Tsujita-Inoue Kyoko, Hirota Morihiko, Ashikaga Takao, Atobe Tomomi, Kouzuki Hirokazu, Aiba Setsuya
Shiseido Research Center, Shiseido Co. Ltd., 2-2-1 Hayabuchi, Tsuzuki-ku, Yokohama-shi, Kanagawa 224-8558, Japan.
Shiseido Research Center, Shiseido Co. Ltd., 2-2-1 Hayabuchi, Tsuzuki-ku, Yokohama-shi, Kanagawa 224-8558, Japan.
Toxicol In Vitro. 2014 Jun;28(4):626-39. doi: 10.1016/j.tiv.2014.01.003. Epub 2014 Jan 18.
The sensitizing potential of chemicals is usually identified and characterized using in vivo methods such as the murine local lymph node assay (LLNA). Due to regulatory constraints and ethical concerns, alternatives to animal testing are needed to predict skin sensitization potential of chemicals. For this purpose, combined evaluation using multiple in vitro and in silico parameters that reflect different aspects of the sensitization process seems promising. We previously reported that LLNA thresholds could be well predicted by using an artificial neural network (ANN) model, designated iSENS ver.1 (integrating in vitro sensitization tests version 1), to analyze data obtained from two in vitro tests: the human Cell Line Activation Test (h-CLAT) and the SH test. Here, we present a more advanced ANN model, iSENS ver.2, which additionally utilizes the results of antioxidant response element (ARE) assay and the octanol-water partition coefficient (LogP, reflecting lipid solubility and skin absorption). We found a good correlation between predicted LLNA thresholds calculated by iSENS ver.2 and reported values. The predictive performance of iSENS ver.2 was superior to that of iSENS ver.1. We conclude that ANN analysis of data from multiple in vitro assays is a useful approach for risk assessment of chemicals for skin sensitization.

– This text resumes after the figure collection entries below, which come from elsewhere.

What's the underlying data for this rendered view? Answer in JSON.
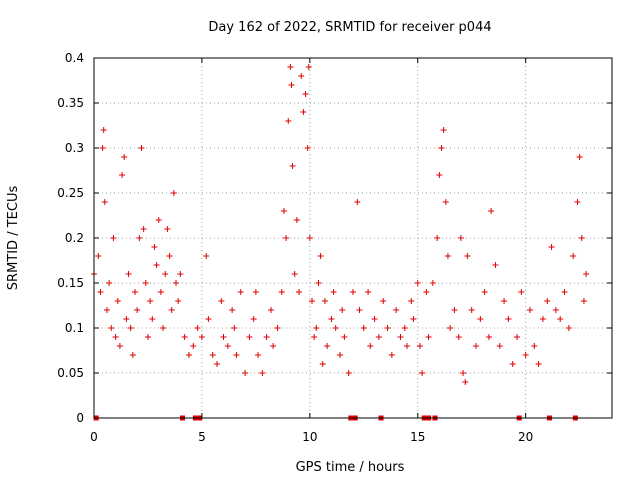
{
  "chart_data": {
    "type": "scatter",
    "title": "Day 162 of 2022, SRMTID for receiver p044",
    "xlabel": "GPS time / hours",
    "ylabel": "SRMTID / TECUs",
    "xlim": [
      0,
      24
    ],
    "ylim": [
      0,
      0.4
    ],
    "x_ticks": [
      0,
      5,
      10,
      15,
      20
    ],
    "x_tick_labels": [
      "0",
      "5",
      "10",
      "15",
      "20"
    ],
    "y_ticks": [
      0,
      0.05,
      0.1,
      0.15,
      0.2,
      0.25,
      0.3,
      0.35,
      0.4
    ],
    "y_tick_labels": [
      "0",
      "0.05",
      "0.1",
      "0.15",
      "0.2",
      "0.25",
      "0.3",
      "0.35",
      "0.4"
    ],
    "grid": true,
    "marker": "+",
    "color": "#e00000",
    "zero_markers_x": [
      0.1,
      4.1,
      4.7,
      4.9,
      11.9,
      12.1,
      13.3,
      15.3,
      15.5,
      15.8,
      19.7,
      21.1,
      22.3
    ],
    "series": [
      {
        "name": "SRMTID",
        "points": [
          [
            0.0,
            0.16
          ],
          [
            0.2,
            0.18
          ],
          [
            0.3,
            0.14
          ],
          [
            0.4,
            0.3
          ],
          [
            0.45,
            0.32
          ],
          [
            0.5,
            0.24
          ],
          [
            0.6,
            0.12
          ],
          [
            0.7,
            0.15
          ],
          [
            0.8,
            0.1
          ],
          [
            0.9,
            0.2
          ],
          [
            1.0,
            0.09
          ],
          [
            1.1,
            0.13
          ],
          [
            1.2,
            0.08
          ],
          [
            1.3,
            0.27
          ],
          [
            1.4,
            0.29
          ],
          [
            1.5,
            0.11
          ],
          [
            1.6,
            0.16
          ],
          [
            1.7,
            0.1
          ],
          [
            1.8,
            0.07
          ],
          [
            1.9,
            0.14
          ],
          [
            2.0,
            0.12
          ],
          [
            2.1,
            0.2
          ],
          [
            2.2,
            0.3
          ],
          [
            2.3,
            0.21
          ],
          [
            2.4,
            0.15
          ],
          [
            2.5,
            0.09
          ],
          [
            2.6,
            0.13
          ],
          [
            2.7,
            0.11
          ],
          [
            2.8,
            0.19
          ],
          [
            2.9,
            0.17
          ],
          [
            3.0,
            0.22
          ],
          [
            3.1,
            0.14
          ],
          [
            3.2,
            0.1
          ],
          [
            3.3,
            0.16
          ],
          [
            3.4,
            0.21
          ],
          [
            3.5,
            0.18
          ],
          [
            3.6,
            0.12
          ],
          [
            3.7,
            0.25
          ],
          [
            3.8,
            0.15
          ],
          [
            3.9,
            0.13
          ],
          [
            4.0,
            0.16
          ],
          [
            4.2,
            0.09
          ],
          [
            4.4,
            0.07
          ],
          [
            4.6,
            0.08
          ],
          [
            4.8,
            0.1
          ],
          [
            5.0,
            0.09
          ],
          [
            5.2,
            0.18
          ],
          [
            5.3,
            0.11
          ],
          [
            5.5,
            0.07
          ],
          [
            5.7,
            0.06
          ],
          [
            5.9,
            0.13
          ],
          [
            6.0,
            0.09
          ],
          [
            6.2,
            0.08
          ],
          [
            6.4,
            0.12
          ],
          [
            6.5,
            0.1
          ],
          [
            6.6,
            0.07
          ],
          [
            6.8,
            0.14
          ],
          [
            7.0,
            0.05
          ],
          [
            7.2,
            0.09
          ],
          [
            7.4,
            0.11
          ],
          [
            7.5,
            0.14
          ],
          [
            7.6,
            0.07
          ],
          [
            7.8,
            0.05
          ],
          [
            8.0,
            0.09
          ],
          [
            8.2,
            0.12
          ],
          [
            8.3,
            0.08
          ],
          [
            8.5,
            0.1
          ],
          [
            8.7,
            0.14
          ],
          [
            8.8,
            0.23
          ],
          [
            8.9,
            0.2
          ],
          [
            9.0,
            0.33
          ],
          [
            9.1,
            0.39
          ],
          [
            9.15,
            0.37
          ],
          [
            9.2,
            0.28
          ],
          [
            9.3,
            0.16
          ],
          [
            9.4,
            0.22
          ],
          [
            9.5,
            0.14
          ],
          [
            9.6,
            0.38
          ],
          [
            9.7,
            0.34
          ],
          [
            9.8,
            0.36
          ],
          [
            9.9,
            0.3
          ],
          [
            9.95,
            0.39
          ],
          [
            10.0,
            0.2
          ],
          [
            10.1,
            0.13
          ],
          [
            10.2,
            0.09
          ],
          [
            10.3,
            0.1
          ],
          [
            10.4,
            0.15
          ],
          [
            10.5,
            0.18
          ],
          [
            10.6,
            0.06
          ],
          [
            10.7,
            0.13
          ],
          [
            10.8,
            0.08
          ],
          [
            11.0,
            0.11
          ],
          [
            11.1,
            0.14
          ],
          [
            11.2,
            0.1
          ],
          [
            11.4,
            0.07
          ],
          [
            11.5,
            0.12
          ],
          [
            11.6,
            0.09
          ],
          [
            11.8,
            0.05
          ],
          [
            12.0,
            0.14
          ],
          [
            12.2,
            0.24
          ],
          [
            12.3,
            0.12
          ],
          [
            12.5,
            0.1
          ],
          [
            12.7,
            0.14
          ],
          [
            12.8,
            0.08
          ],
          [
            13.0,
            0.11
          ],
          [
            13.2,
            0.09
          ],
          [
            13.4,
            0.13
          ],
          [
            13.6,
            0.1
          ],
          [
            13.8,
            0.07
          ],
          [
            14.0,
            0.12
          ],
          [
            14.2,
            0.09
          ],
          [
            14.4,
            0.1
          ],
          [
            14.5,
            0.08
          ],
          [
            14.7,
            0.13
          ],
          [
            14.8,
            0.11
          ],
          [
            15.0,
            0.15
          ],
          [
            15.1,
            0.08
          ],
          [
            15.2,
            0.05
          ],
          [
            15.4,
            0.14
          ],
          [
            15.5,
            0.09
          ],
          [
            15.7,
            0.15
          ],
          [
            15.9,
            0.2
          ],
          [
            16.0,
            0.27
          ],
          [
            16.1,
            0.3
          ],
          [
            16.2,
            0.32
          ],
          [
            16.3,
            0.24
          ],
          [
            16.4,
            0.18
          ],
          [
            16.5,
            0.1
          ],
          [
            16.7,
            0.12
          ],
          [
            16.9,
            0.09
          ],
          [
            17.0,
            0.2
          ],
          [
            17.1,
            0.05
          ],
          [
            17.2,
            0.04
          ],
          [
            17.3,
            0.18
          ],
          [
            17.5,
            0.12
          ],
          [
            17.7,
            0.08
          ],
          [
            17.9,
            0.11
          ],
          [
            18.1,
            0.14
          ],
          [
            18.3,
            0.09
          ],
          [
            18.4,
            0.23
          ],
          [
            18.6,
            0.17
          ],
          [
            18.8,
            0.08
          ],
          [
            19.0,
            0.13
          ],
          [
            19.2,
            0.11
          ],
          [
            19.4,
            0.06
          ],
          [
            19.6,
            0.09
          ],
          [
            19.8,
            0.14
          ],
          [
            20.0,
            0.07
          ],
          [
            20.2,
            0.12
          ],
          [
            20.4,
            0.08
          ],
          [
            20.6,
            0.06
          ],
          [
            20.8,
            0.11
          ],
          [
            21.0,
            0.13
          ],
          [
            21.2,
            0.19
          ],
          [
            21.4,
            0.12
          ],
          [
            21.6,
            0.11
          ],
          [
            21.8,
            0.14
          ],
          [
            22.0,
            0.1
          ],
          [
            22.2,
            0.18
          ],
          [
            22.4,
            0.24
          ],
          [
            22.5,
            0.29
          ],
          [
            22.6,
            0.2
          ],
          [
            22.7,
            0.13
          ],
          [
            22.8,
            0.16
          ]
        ]
      }
    ]
  }
}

化学品的致敏潜力通常使用体内方法来识别和表征,如小鼠局部淋巴结试验(LLNA)。由于监管限制和伦理问题,需要动物试验的替代方法来预测化学品的皮肤致敏潜力。为此,使用反映致敏过程不同方面的多个体外和计算机模拟参数进行联合评估似乎很有前景。我们之前报道过,通过使用人工神经网络(ANN)模型(命名为iSENS ver.1,即整合体外致敏试验版本1)来分析从两项体外试验(人类细胞系激活试验(h-CLAT)和SH试验)获得的数据,可以很好地预测LLNA阈值。在此,我们展示了一个更先进的ANN模型,iSENS ver.2,它还利用了抗氧化反应元件(ARE)试验的结果和辛醇-水分配系数(LogP,反映脂溶性和皮肤吸收)。我们发现iSENS ver.2计算出的预测LLNA阈值与报告值之间具有良好的相关性。iSENS ver.2的预测性能优于iSENS ver.1。我们得出结论,对来自多个体外试验的数据进行人工神经网络分析是化学品皮肤致敏风险评估的一种有用方法。